Future droughts#

The prediction of future droughts is done by using the calibrated HBV model in combination with Coupled Model Intercomparison Project Phase 6 (CMIP6) ‘MPI-ESM1-2-HR’ data (CMIP, 2025). To prevent potential error between ERA5 and CMIP6 forcings, historical droughts are also generated using CMIP6 forcings.

Climate scenarios#

CMIP6 requires climate scenarios to generate forcings. For this research three Shared Socioeconomic Pathways (SSPs) are used as climate scenarios. These scenarios are used to better illustrate the impact of climate change under different future climate pathways and were chosen to represent the widest possible range of potential climate outcomes. The chosen scenarios are explained in table 2:

Table 2: Overview and explanation of the chosen climate scenarios (Riahi, et al., 2017)

Forcings

Scenario

Period: 72 years

Historical

Generated CMIP forcings from the past. This is based on historical observations processed by climate models.

1942 – 2014

SSP126

“Taking the green road”: Where the world transitions into a sustainable future. There are low challenges for implementation of climate change mitigation.

2027 – 2099

SSP245

“Middle of the Road”: Where the world continues in its current climate trend.

2027 – 2099

SSP585

“Taking the Highway”: Where the development of the world is led by an increased use of fossil fuels. The world faces high challenges for climate change mitigation.

2027 – 2099

The periods of the forcings are chosen based on the available data from CMIP6. Historical data ranges up to 2014, and future forcings until 2100. To simplify the comparison of historical and future climate scenarios, the periods are the same length.

Future drought comparison method#

After generating the forcings, the HBV model is used to predict discharge for the Loire River. The parameters for the HBV model are extracted from the ERA5 historical calibration and used for the CMIP data. The modelled discharges are then analysed by the drought analyser algorithm. The results of the algorithm are compared using a trend line between Duration and Deficit and the distribution for drought duration and deficit. Yet, these methods did not clarify the results, so another method is needed (see appendix B for these results). For this purpose, the cumulative distribution is used as it better displays the differences between the chosen forcings. The results are visible in figure 9.

figure9 Figure 9: Cumulative distributions for Duration and Deficit. The graphs display the impact of the different scenarios. The distribution will go faster and further to the right, the more extreme droughts occur. This is especially the case for ‘SSP245’ and SSP585’.

The cumulative distributions clearly display the difference between the historical data and the future scenarios. As the scenario becomes more extreme, the droughts also become more intense based on duration and deficit. These cumulative distributions are then used for quantifying the difference between historical and future droughts in terms of return period. This is achieved by using the drought return period function used by Zhao, et al. (2017):

\[ T_D = \frac{N}{n\left( 1-F_D(d) \right)} \]
\[ T_S = \frac{N}{n\left( 1-F_S(s) \right)} \]

The return period for duration is defined by \(T_D\), and for severity (deficit) \(T_S\). The length of the dataset is expressed by \(N\), which is equal to 72 years. The number of drought observations is denoted by \(n\). The cumulative distribution functions, which are displayed in figure 9, are defined by \(F_D(d)\) for drought duration and \(F_S(s)\) for drought severity (deficit). To make sure that the modelled return periods are precise, the historical CMIP6 droughts are validated using the observed past droughts. The validation is displayed in figure 10:

figure10 Figure 10: Validation of the return periods for 1942-2014. The graphs show a significant discrepancy for both drought duration and deficit.

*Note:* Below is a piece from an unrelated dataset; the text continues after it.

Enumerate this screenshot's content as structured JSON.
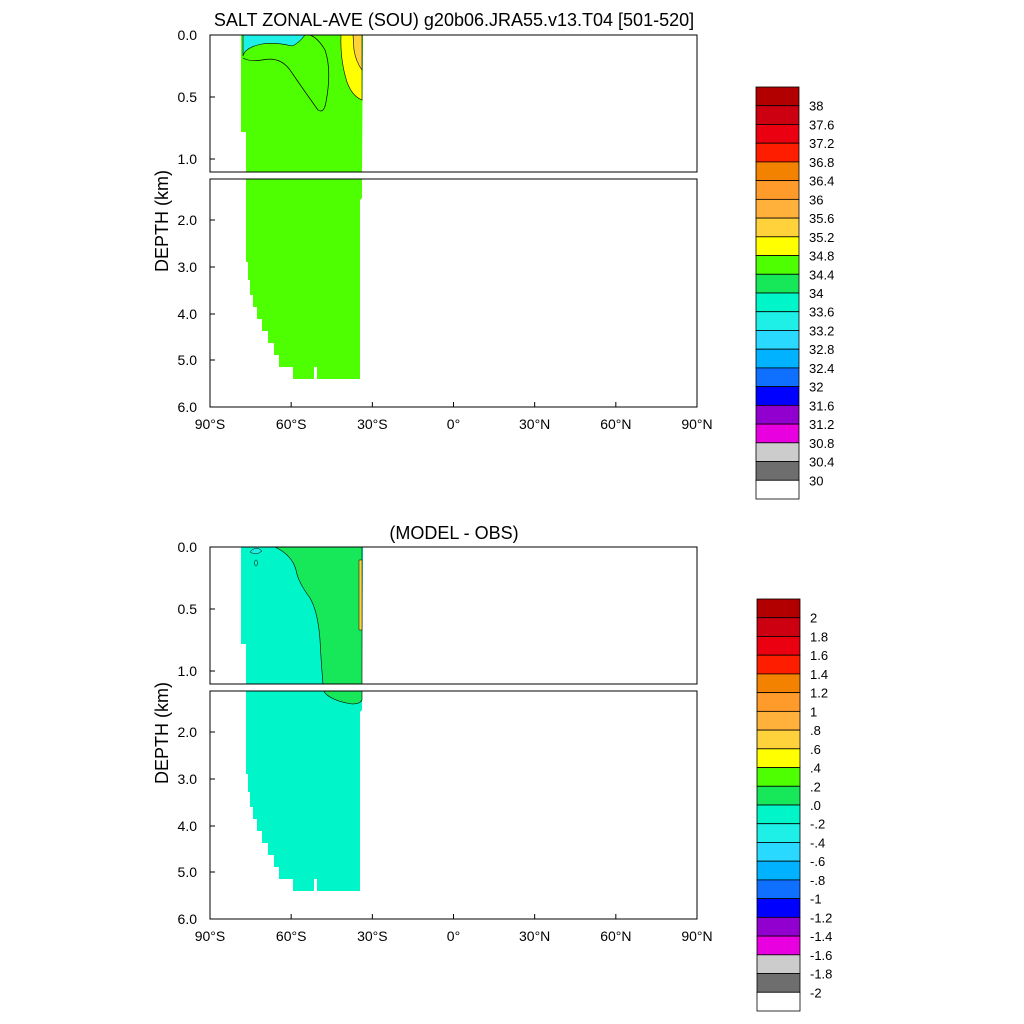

The return period for observed and modelled droughts differ significantly. An explanaition for this is that the model is calibrated on the period of 1990 to 2019, yet the CMIP6 data ranges from 1942 to 2014. In the period between 1942 to 1990 stronger droughts occurred which the model did not account for due to limited historical ERA5 data. A correction factor could be used to compensate for this difference, yet this would mean that the return periods are corrected on droughts that occurred a longer time ago because of a lack of drought regulations. Major dams were only built in the 1980s (Moatar, et al., 2022). Therefore, this could lead to a distored comparison.

A better alternative is to define a correction factor based on the calibration period 1990 to 2014, so more recent droughts are represented correctly and the more extreme droughts before 1990 are adjusted on more recent data, making them more applicable.

figure11 Figure 11: Correction of return period based on 1990-2014. For drought duration there was no correction factor needed. For drought deficit, a correction factor of 2.2 is applied.

The period of 1990-2014 shows less difference overall, which is expected. For the return period of drought duration no correction factor is applied as the model represents the observed values adequately. For the drought deficit there is a correction factor \(CF = 2.2\) applied which was manually defined. The CF is already applied in figure 11. This results in an acceptable model representation for drought deficit. This correction factor is then used for the return period of all climate scenarios and historical modelled droughts. The return periods for drought duration are not adjusted.